March and April were rollercoasters for the stock market and potential reasons why can be found on either side of the aisle. Positive or negative. Tariffs, of course, have played a big role in market volatility. Though we’re in a period of waiting (90-day pauses), there’s little doubt we’re out of the woods from a tariff and volatility standpoint. Instead of trying to explain the markets using any handful of points from the left, right, or center, we’ll instead review investor sentiment for a “narrative-agnostic view of things” with the help of Schwab’s Chief Investment Strategist, Liz Ann Sonders.
Investor sentiment is typically viewed as a contrarian indicator. The market movement was sharply lower in early April pushed the S&P 500 near bear market territory and “was enough to send many investor sentiment metrics we track into “extreme pessimism” territory. As is typically the case when that happens, it created fertile ground for a positive catalyst to help jolt stocks into the opposite direction. We’d argue that the 90-day “reciprocal” tariff pause, followed by the initiation of trade talks with some of our major partners, acted as that catalyst.”

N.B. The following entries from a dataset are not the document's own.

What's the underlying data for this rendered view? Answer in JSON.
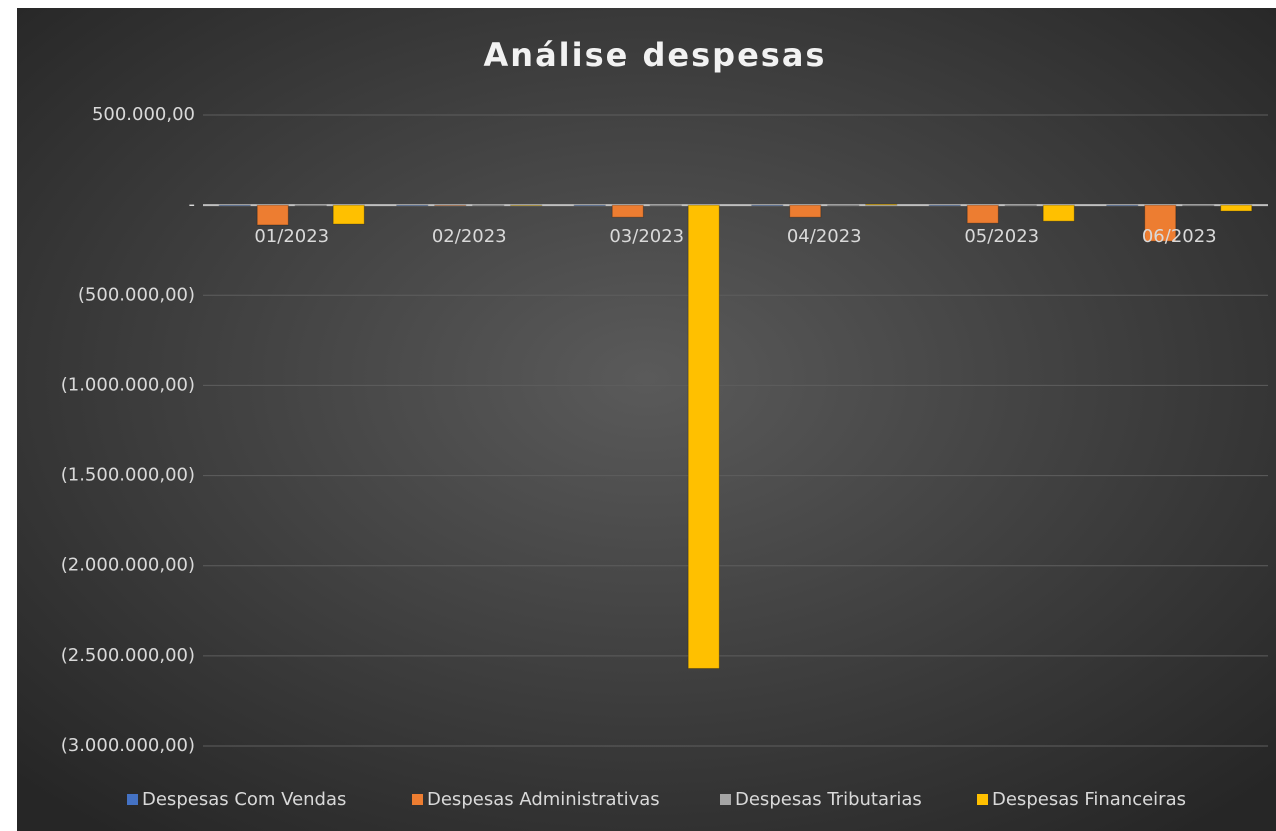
{
  "chart_data": {
    "type": "bar",
    "title": "Análise despesas",
    "categories": [
      "01/2023",
      "02/2023",
      "03/2023",
      "04/2023",
      "05/2023",
      "06/2023"
    ],
    "series": [
      {
        "name": "Despesas Com Vendas",
        "color": "#4472c4",
        "values": [
          0,
          0,
          0,
          0,
          0,
          0
        ]
      },
      {
        "name": "Despesas Administrativas",
        "color": "#ed7d31",
        "values": [
          -110000,
          -2000,
          -67000,
          -67000,
          -100000,
          -200000
        ]
      },
      {
        "name": "Despesas Tributarias",
        "color": "#a5a5a5",
        "values": [
          -5000,
          0,
          -3000,
          -2000,
          -3000,
          -5000
        ]
      },
      {
        "name": "Despesas Financeiras",
        "color": "#ffc000",
        "values": [
          -105000,
          0,
          -2570000,
          5000,
          -89000,
          -33000
        ]
      }
    ],
    "ylim": [
      -3000000,
      500000
    ],
    "yticks": [
      {
        "value": 500000,
        "label": "500.000,00"
      },
      {
        "value": 0,
        "label": "-"
      },
      {
        "value": -500000,
        "label": "(500.000,00)"
      },
      {
        "value": -1000000,
        "label": "(1.000.000,00)"
      },
      {
        "value": -1500000,
        "label": "(1.500.000,00)"
      },
      {
        "value": -2000000,
        "label": "(2.000.000,00)"
      },
      {
        "value": -2500000,
        "label": "(2.500.000,00)"
      },
      {
        "value": -3000000,
        "label": "(3.000.000,00)"
      }
    ],
    "grid": true,
    "legend": "bottom"
  }
}
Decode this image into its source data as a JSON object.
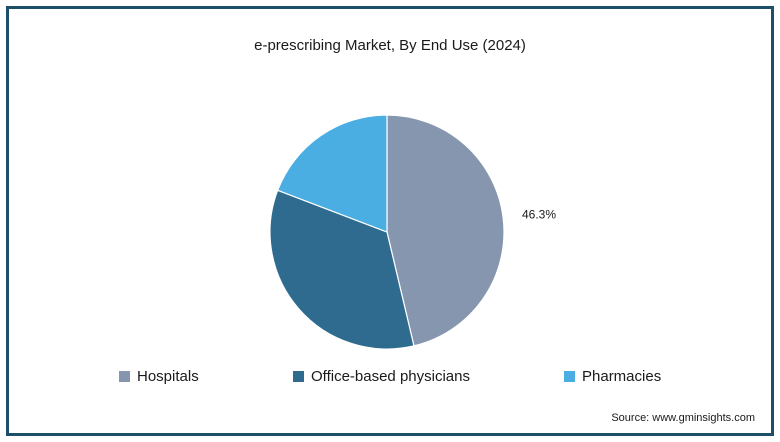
{
  "chart_data": {
    "type": "pie",
    "title": "e-prescribing Market, By End Use (2024)",
    "categories": [
      "Hospitals",
      "Office-based physicians",
      "Pharmacies"
    ],
    "values": [
      46.3,
      34.5,
      19.2
    ],
    "labels": [
      "46.3%",
      "",
      ""
    ],
    "colors": [
      "#8596ae",
      "#2e6b8e",
      "#4aaee2"
    ],
    "legend": "bottom"
  },
  "footer": {
    "source": "Source: www.gminsights.com"
  }
}
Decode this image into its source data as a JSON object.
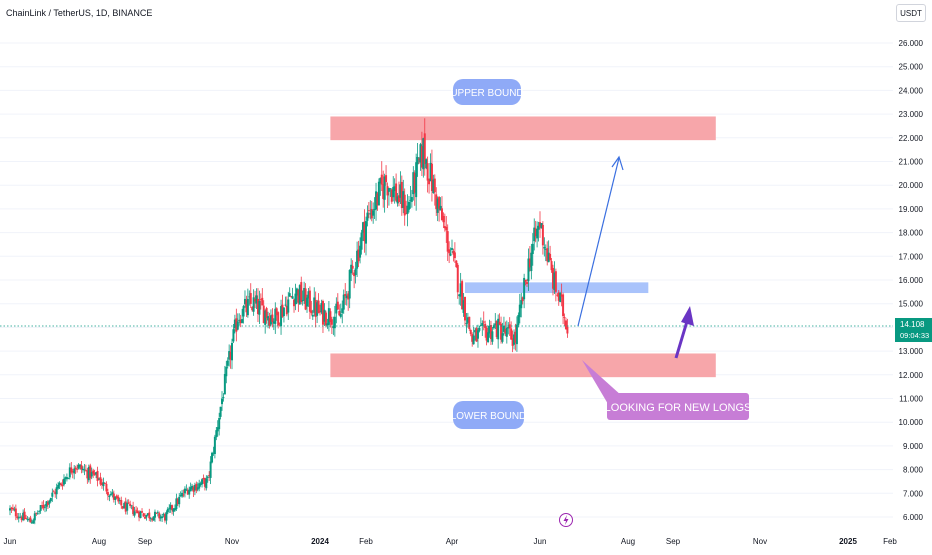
{
  "header": {
    "symbol_title": "ChainLink / TetherUS, 1D, BINANCE",
    "currency_button": "USDT"
  },
  "price_tag": {
    "price": "14.108",
    "countdown": "09:04:33",
    "color": "#089981"
  },
  "annotations": {
    "upper_bound_label": "UPPER BOUND",
    "lower_bound_label": "LOWER BOUND",
    "callout_label": "LOOKING FOR NEW LONGS"
  },
  "colors": {
    "up": "#089981",
    "down": "#f23645",
    "zone_red": "#f7a6aa",
    "zone_blue": "#a9c3fb",
    "label_blue": "#8faaf7",
    "callout_purple": "#c77dd6",
    "arrow_blue": "#3a6fe0",
    "arrow_purple": "#6a35c4"
  },
  "chart_data": {
    "type": "candlestick",
    "title": "ChainLink / TetherUS, 1D, BINANCE",
    "ylabel": "USDT",
    "ylim": [
      5.6,
      26.8
    ],
    "y_ticks": [
      "26.000",
      "25.000",
      "24.000",
      "23.000",
      "22.000",
      "21.000",
      "20.000",
      "19.000",
      "18.000",
      "17.000",
      "16.000",
      "15.000",
      "14.000",
      "13.000",
      "12.000",
      "11.000",
      "10.000",
      "9.000",
      "8.000",
      "7.000",
      "6.000"
    ],
    "x_ticks": [
      "Jun",
      "Aug",
      "Sep",
      "Nov",
      "2024",
      "Feb",
      "Apr",
      "Jun",
      "Aug",
      "Sep",
      "Nov",
      "2025",
      "Feb"
    ],
    "last_price": 14.108,
    "price_path": [
      {
        "date": "2023-06-01",
        "close": 6.3
      },
      {
        "date": "2023-06-15",
        "close": 5.8
      },
      {
        "date": "2023-07-01",
        "close": 7.0
      },
      {
        "date": "2023-07-15",
        "close": 8.2
      },
      {
        "date": "2023-08-01",
        "close": 7.6
      },
      {
        "date": "2023-08-15",
        "close": 6.5
      },
      {
        "date": "2023-09-01",
        "close": 6.1
      },
      {
        "date": "2023-09-15",
        "close": 6.0
      },
      {
        "date": "2023-10-01",
        "close": 7.2
      },
      {
        "date": "2023-10-15",
        "close": 7.5
      },
      {
        "date": "2023-10-25",
        "close": 11.0
      },
      {
        "date": "2023-11-05",
        "close": 14.5
      },
      {
        "date": "2023-11-15",
        "close": 15.0
      },
      {
        "date": "2023-12-01",
        "close": 14.4
      },
      {
        "date": "2023-12-15",
        "close": 15.5
      },
      {
        "date": "2024-01-01",
        "close": 14.6
      },
      {
        "date": "2024-01-15",
        "close": 14.5
      },
      {
        "date": "2024-02-01",
        "close": 18.5
      },
      {
        "date": "2024-02-15",
        "close": 20.2
      },
      {
        "date": "2024-03-01",
        "close": 19.0
      },
      {
        "date": "2024-03-12",
        "close": 21.5
      },
      {
        "date": "2024-03-25",
        "close": 18.5
      },
      {
        "date": "2024-04-05",
        "close": 16.0
      },
      {
        "date": "2024-04-15",
        "close": 13.5
      },
      {
        "date": "2024-05-01",
        "close": 14.0
      },
      {
        "date": "2024-05-15",
        "close": 13.5
      },
      {
        "date": "2024-05-25",
        "close": 17.0
      },
      {
        "date": "2024-06-01",
        "close": 18.4
      },
      {
        "date": "2024-06-10",
        "close": 16.0
      },
      {
        "date": "2024-06-20",
        "close": 14.1
      }
    ],
    "zones": [
      {
        "label": "UPPER BOUND",
        "y_low": 21.9,
        "y_high": 22.9,
        "from": "2024-01-08",
        "to": "2024-10-01"
      },
      {
        "label": "LOWER BOUND",
        "y_low": 11.9,
        "y_high": 12.9,
        "from": "2024-01-08",
        "to": "2024-10-01"
      },
      {
        "label": "",
        "y_low": 15.45,
        "y_high": 15.9,
        "from": "2024-04-10",
        "to": "2024-08-15"
      }
    ]
  }
}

“Arguably, the most popular attitudinal metric is the weekly Investor Sentiment Survey put out by the American Association of Individual Investors (AAII), which asks investors whether they are bullish, bearish, or neutral on the market looking out over the next six months. Looking at the spread between the share of bulls and bears, which you can see in the chart below, it collapsed swiftly in April (meaning bears outnumbered bulls) to a level consistent with the lows seen toward the end of the bear market in 2022.”

As the catalysts for positive market shocks Liz Ann mentioned materialized and began to compound, the S&P 500 shot up 19% and came back to being 0% year-to-date.

A final word from Liz Ann Sonders which we firmly echo. “Animal spirits and recent price action are still in bulls’ favor for now, so we wouldn’t be surprised to see a continued grind higher for stocks from here. Yet, given the unique nature of the current volatility backdrop, we also wouldn’t be surprised to see stocks struggle at the first hints of deteriorating hard data. Up until this point, the market has priced in a panic and subsequent reversal of the worst-case tariff outcome; but the next phase is digesting a backdrop of tariff rates that are both well into double digits and a constant moving target. We expect significant index-level volatility to persist.”